'Really and effectually present with all them that duly receive the sacraments': Cranmer's 'Answer to Gardiner'

Today commences a new series on laudable Practice, as we read through Cranmer's Answer to Gardiner (1551). We begin with an extract from Cranmer's 'A Preface to the Reader', in which he addresses the meaning of his affirmation that "Christ is present in them that worthily receive the sacrament" (words which will, of course, be made famous by Hooker: "The real presence of Christ’s most blessed body and blood is not therefore to be sought for in the sacrament, but in the worthy receiver of the sacrament", LEP V.67.6):

when I say and repeat many times in my book, that the body of Christ is present in them that worthily receive the sacrament, lest any man should mistake my words, and think that I mean, that although Christ be not corporally in the outward visible signs, yet he is corporally in the persons that duly receive them, this is to advertise the reader, that I mean no such thing, but my meaning is, that the force, the grace, the virtue, and benefit of Christ's body that was crucified for us and of his blood that was shed for us, be really and effectually present with all them that duly receive the sacraments, but all this I understand of his spiritual presence, of the which he saith, I will be with you until the world's end. And, Wheresoever two or three be gathered together in my name, there am I in the midst of them. And, He that eateth my flesh and drinketh my blood, dwelleth in me, and I in him. Nor no more is truly he corporally or really present in the due ministration of the Lord's Supper, than he is in the due ministration of Baptism; that is to say, in both spiritually by grace.

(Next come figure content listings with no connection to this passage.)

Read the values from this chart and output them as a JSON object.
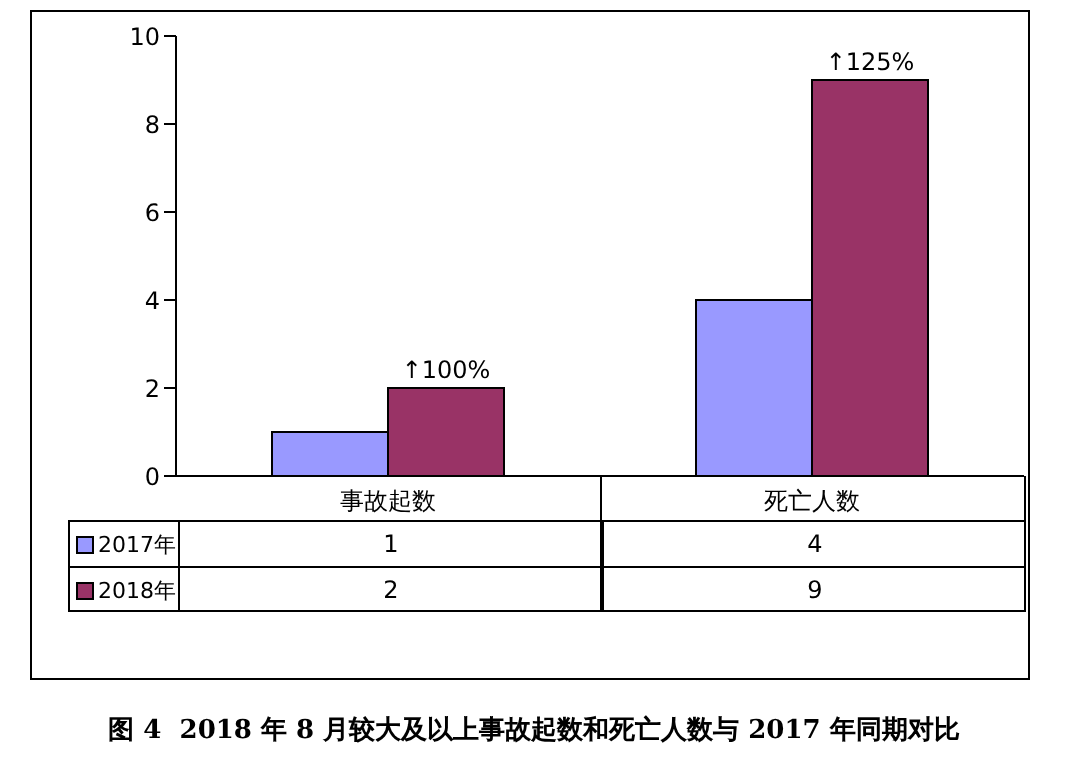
{
  "chart_data": {
    "type": "bar",
    "title": "图 4  2018 年 8 月较大及以上事故起数和死亡人数与 2017 年同期对比",
    "categories": [
      "事故起数",
      "死亡人数"
    ],
    "series": [
      {
        "name": "2017年",
        "color": "#9999ff",
        "values": [
          1,
          4
        ]
      },
      {
        "name": "2018年",
        "color": "#993366",
        "values": [
          2,
          9
        ]
      }
    ],
    "ylim": [
      0,
      10
    ],
    "yticks": [
      0,
      2,
      4,
      6,
      8,
      10
    ],
    "grid": false,
    "legend": "bottom",
    "data_labels": true,
    "annotations": [
      {
        "text": "↑100%",
        "x": "事故起数",
        "y": 2
      },
      {
        "text": "↑125%",
        "x": "死亡人数",
        "y": 9
      }
    ]
  }
}
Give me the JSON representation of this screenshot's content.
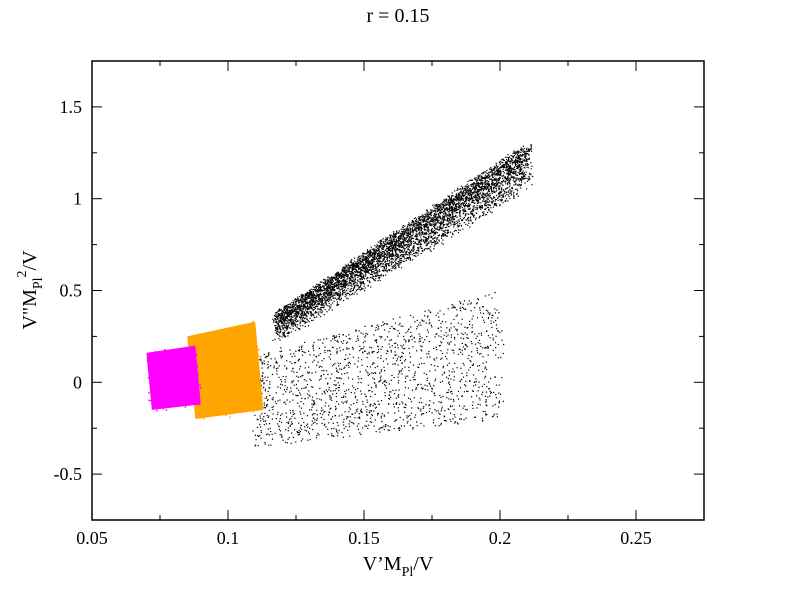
{
  "chart_data": {
    "type": "scatter",
    "title": "r = 0.15",
    "xlabel": {
      "main1": "V’M",
      "sub": "Pl",
      "main2": "/V"
    },
    "ylabel": {
      "main1": "V\"M",
      "sub": "Pl",
      "sup": "2",
      "main2": "/V"
    },
    "xlim": [
      0.05,
      0.275
    ],
    "ylim": [
      -0.75,
      1.75
    ],
    "x_ticks": [
      0.05,
      0.1,
      0.15,
      0.2,
      0.25
    ],
    "x_tick_labels": [
      "0.05",
      "0.1",
      "0.15",
      "0.2",
      "0.25"
    ],
    "y_ticks": [
      -0.5,
      0,
      0.5,
      1,
      1.5
    ],
    "y_tick_labels": [
      "-0.5",
      "0",
      "0.5",
      "1",
      "1.5"
    ],
    "grid": false,
    "legend": "none",
    "series": [
      {
        "color": "#000000",
        "marker": "dot",
        "regions": [
          {
            "shape": "band",
            "x": [
              0.118,
              0.21
            ],
            "y_low": [
              0.22,
              1.05
            ],
            "y_high": [
              0.38,
              1.3
            ],
            "density": "dense"
          },
          {
            "shape": "band",
            "x": [
              0.11,
              0.2
            ],
            "y_low": [
              -0.35,
              -0.2
            ],
            "y_high": [
              0.15,
              0.5
            ],
            "density": "sparse"
          }
        ]
      },
      {
        "color": "#FFA500",
        "marker": "square-dot",
        "regions": [
          {
            "shape": "quad",
            "corners": [
              [
                0.085,
                0.25
              ],
              [
                0.11,
                0.33
              ],
              [
                0.113,
                -0.15
              ],
              [
                0.088,
                -0.2
              ]
            ],
            "density": "solid"
          }
        ]
      },
      {
        "color": "#FF00FF",
        "marker": "square-dot",
        "regions": [
          {
            "shape": "quad",
            "corners": [
              [
                0.07,
                0.16
              ],
              [
                0.088,
                0.2
              ],
              [
                0.09,
                -0.12
              ],
              [
                0.072,
                -0.15
              ]
            ],
            "density": "solid"
          }
        ]
      }
    ]
  }
}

Cranmer is here clearly following Zurich and almost certainly echoing the 1549 Consensus Tigurinus, the agreement on sacramental theology between Calvin and the Church of Zurich. The Consensus Tigurinus declares in its Article 19, 'The Faithful Communicate in Christ Both Before and Outside the Use of the Sacraments':

And as the use of the sacraments is no more profitable to the unfaithful than if they abstained, yet is rather destructive to them: so on the other hand even outside the use of the sacraments the reality which is figured remains firm for the faithful. Thus the sins of Paul were washed away by baptism, although they had already been washed before Baptism. Likewise for Cornelius, Baptism was the laver of regeneration, although he had already received the Holy Spirit. Thus in the Supper Christ communicates himself to us, although he has imparted himself to us before and dwells within us for ever.

Criticisms abound of Cranmer's sacramental theology and how it follows the Consensus Tigurinus. We should, however, heed the conclusion of Gordon P. Jeanes' superb study, Signs of God's Promise: Thomas Cranmer's Sacramental Theology and the Book of Common Prayer (2008):

People often talk of someone having a 'high' or 'low' sacramental theology, and its seems that those terms are given according to the prominence of the notion of the efficacy or instrumentality of the sacrament in the grace given to the recipient. Cranmer's sacramental theology would be, on that scale, 'low'. But that is not an adequate appreciation of what he has achieved. Rather his theology is coherent, prominent in what ... we would call spirituality, and able to speak of the grace of God with a clarity and immediacy lacking in many other theologies of the time. His theology has its weaknesses, but any definition of what a 'high' sacramental theology means has to be able to include Cranmer among its exponents. 

That the presence of the Lord in the Sacraments of Baptism and the Supper is not, as Cranmer states, after the Consensus Tigurinus, different in kind to that which believers know and in which they participate throughout life, is not a 'low' sacramental theology. Rather, it is a declaration of the richness and depth of our participation in Christ. So, in the words of the Consensus Tigurinus, "the benefit of Baptism stretches through the whole course of life, because the promise contained within it lives for ever". Likewise, the Holy Communion is the sign and figure that "Christ feeds our souls through faith by virtue of his Spirit, by the eating of his flesh and the drinking of his blood" - and note how similar to this is Cranmer's phrase, "the force, the grace, the virtue, and benefit of Christ's body that was crucified for us and of his blood that was shed for us".

It is in this context, then, that we read Cranmer's affirmation that Christ "be really and effectually present with all them that duly receive the sacraments". As the Consensus Tigurinus declares, "the end [of the sacraments] which is first among the others is that through them God may testify, represent and seal his grace to us". In Baptism and the Supper is joyously, solemnly sealed and confirmed to us the fulness of the grace which is our participation in Christ.

(The second illustration, used here to exemplify Cranmer's eucharistic theology, is from Richard Day's A Booke of Christian Prayers, 1578, reputedly derived from a devotional work for private use by Elizabeth I.)